Derrière Voltaire, un Dorat se lamente sur « le monstrueux mélange d’un génie étranger » ; Condorcet, La Harpe, Marie-Joseph Chénier vont renchérir. La querelle s’envenime entre les enthousiastes et les récalcitrans : ceux-là invoquent les droits de l’esprit humain, ceux-ci l’autel de la patrie et la discipline des ancêtres. Les accusations, les plaidoyers, les brocards échangés entre les deux camps ne diffèrent pas de ceux que nous entendons aujourd’hui ; et comme aujourd’hui, le public laisse dire les guides patentés, il va où son instinct le porte. Des besoins de sentiment ont grandi, auxquels ne répond plus la littérature desséchée des encyclopédistes ; des sources ont jailli, qui contentent ces besoins ; le public s’y désaltère, il se soucie peu de savoir si elles sont étrangères ou nationales. Le travail d’élargissement et de métamorphose s’accomplit, irrésistible comme les phénomènes naturels de la végétation, indifférent aux vents contraires qui ne troublent qu’un instant le cours régulier des saisons.

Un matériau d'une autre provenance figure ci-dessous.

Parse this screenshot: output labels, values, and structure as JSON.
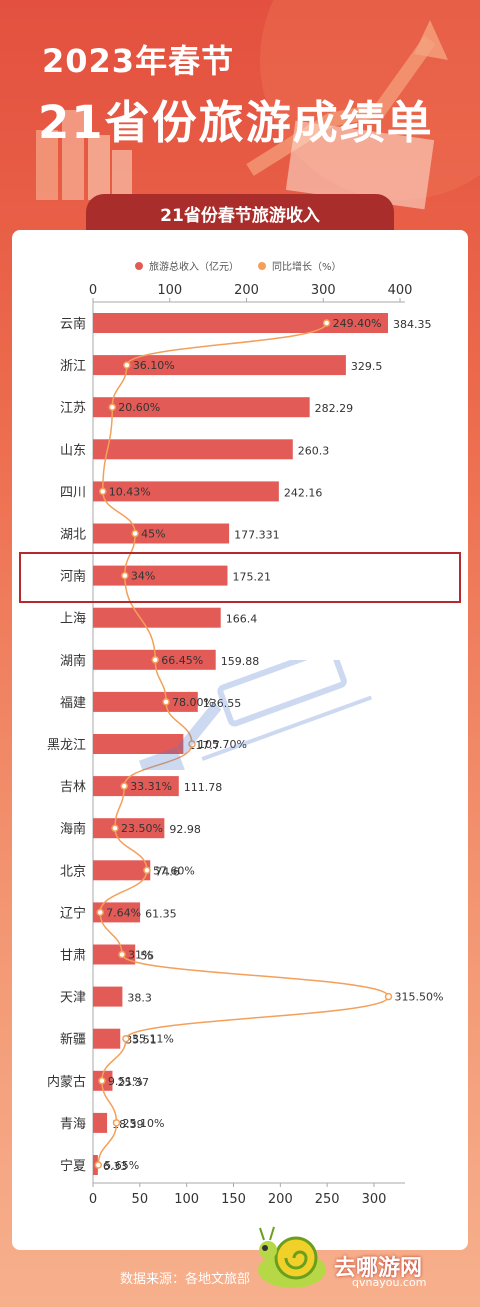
{
  "header": {
    "title_line1": "2023年春节",
    "title_line2": "21省份旅游成绩单"
  },
  "banner": "21省份春节旅游收入",
  "footer": {
    "source": "数据来源：各地文旅部",
    "brand": "去哪游网",
    "brand_url": "qvnayou.com"
  },
  "colors": {
    "bar": "#e25b57",
    "line": "#f3a05a",
    "highlight_box": "#b3292e",
    "background": "#e3503f"
  },
  "chart_data": {
    "type": "bar",
    "orientation": "horizontal",
    "categories": [
      "云南",
      "浙江",
      "江苏",
      "山东",
      "四川",
      "湖北",
      "河南",
      "上海",
      "湖南",
      "福建",
      "黑龙江",
      "吉林",
      "海南",
      "北京",
      "辽宁",
      "甘肃",
      "天津",
      "新疆",
      "内蒙古",
      "青海",
      "宁夏"
    ],
    "series": [
      {
        "name": "旅游总收入（亿元）",
        "type": "bar",
        "values": [
          384.35,
          329.5,
          282.29,
          260.3,
          242.16,
          177.331,
          175.21,
          166.4,
          159.88,
          136.55,
          117.7,
          111.78,
          92.98,
          74.6,
          61.35,
          55,
          38.3,
          35.51,
          25.37,
          18.39,
          6.33
        ],
        "labels": [
          "384.35",
          "329.5",
          "282.29",
          "260.3",
          "242.16",
          "177.331",
          "175.21",
          "166.4",
          "159.88",
          "136.55",
          "117.7",
          "111.78",
          "92.98",
          "74.6",
          "61.35",
          "55",
          "38.3",
          "35.51",
          "25.37",
          "18.39",
          "6.33"
        ]
      },
      {
        "name": "同比增长（%）",
        "type": "line",
        "values": [
          249.4,
          36.1,
          20.6,
          null,
          10.43,
          45,
          34,
          null,
          66.45,
          78.0,
          105.7,
          33.31,
          23.5,
          57.6,
          7.64,
          31,
          315.5,
          35.11,
          9.51,
          25.1,
          5.65
        ],
        "labels": [
          "249.40%",
          "36.10%",
          "20.60%",
          "",
          "10.43%",
          "45%",
          "34%",
          "",
          "66.45%",
          "78.00%",
          "105.70%",
          "33.31%",
          "23.50%",
          "57.60%",
          "7.64%",
          "31%",
          "315.50%",
          "35.11%",
          "9.51%",
          "25.10%",
          "5.65%"
        ]
      }
    ],
    "top_axis": {
      "ticks": [
        0,
        100,
        200,
        300,
        400
      ],
      "range": [
        0,
        400
      ]
    },
    "bottom_axis": {
      "ticks": [
        0,
        50,
        100,
        150,
        200,
        250,
        300
      ],
      "range": [
        0,
        333
      ]
    },
    "legend_position": "top",
    "highlighted_category": "河南"
  }
}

Pour ceux qui ont peine à séparer de l’initiative puissante d’un homme ce fonctionnement nécessaire des lois historiques, l’arrivée de Rousseau explique le gain de la bataille. Sans lui, elle fût peut-être restée longtemps incertaine ; il décida l’avenir en absorbant la sève étrangère pour ajouter de nouvelles branches au vieux tronc français.


II

Il arrive en France vers le milieu du siècle, à l’heure de la grande fortune des livres anglais ; ses amis les lui vantent, Diderot lui en rebat les oreilles ; il les lit, il est pris, au moment même où il cherche l’expression littéraire des idées qui fermentent dans son cerveau et des sentimens qui bouillonnent dans son cœur. Le livre qu’il va écrire sera-t-il donc, comme tant d’autres, une imitation plus ou moins adroite de Richardson ? Non. Chez tous ces Parisiens anglomanes, la contagion n’a touché que quelques parties de l’être : elle envahit Rousseau jusqu’aux moelles, parce qu’il apporte une nature très différente de la leur, septentrionale, germanique, comme on voudra l’appeler, en tout cas sérieuse, profonde, sentimentale et morale. Il reconnaît du premier coup dans les romans britanniques l’aliment approprié à sa sensibilité ; il assimilera et reproduira avec son originalité individuelle ce que les autres goûtent et imitent. Avant lui, dirait un chimiste, il y avait eu mélange des deux esprits ; avec lui, il y a combinaison. C’est le dernier et nécessaire période des inoculations littéraires ; aussi longtemps qu’il n’est pas atteint, on en reste aux curiosités passagères, à l’engouement ; les acquisitions du cosmopolitisme ne se fixent et ne deviennent nôtres que par la souveraineté d’un écrivain qui les naturalise. Toute la complexion de Jean-Jacques le désignait pour cet office. Il commence à quarante-cinq ans le roman bourgeois et lyrique, raisonneur et ingénu, analytique et passionné, qui transportera dans notre langue, dans nos mœurs, avec notre habit et notre accent, la substance même des romans anglais ; Héloïse paraît et fait oublier Clarisse ; la transfusion du sang a réussi.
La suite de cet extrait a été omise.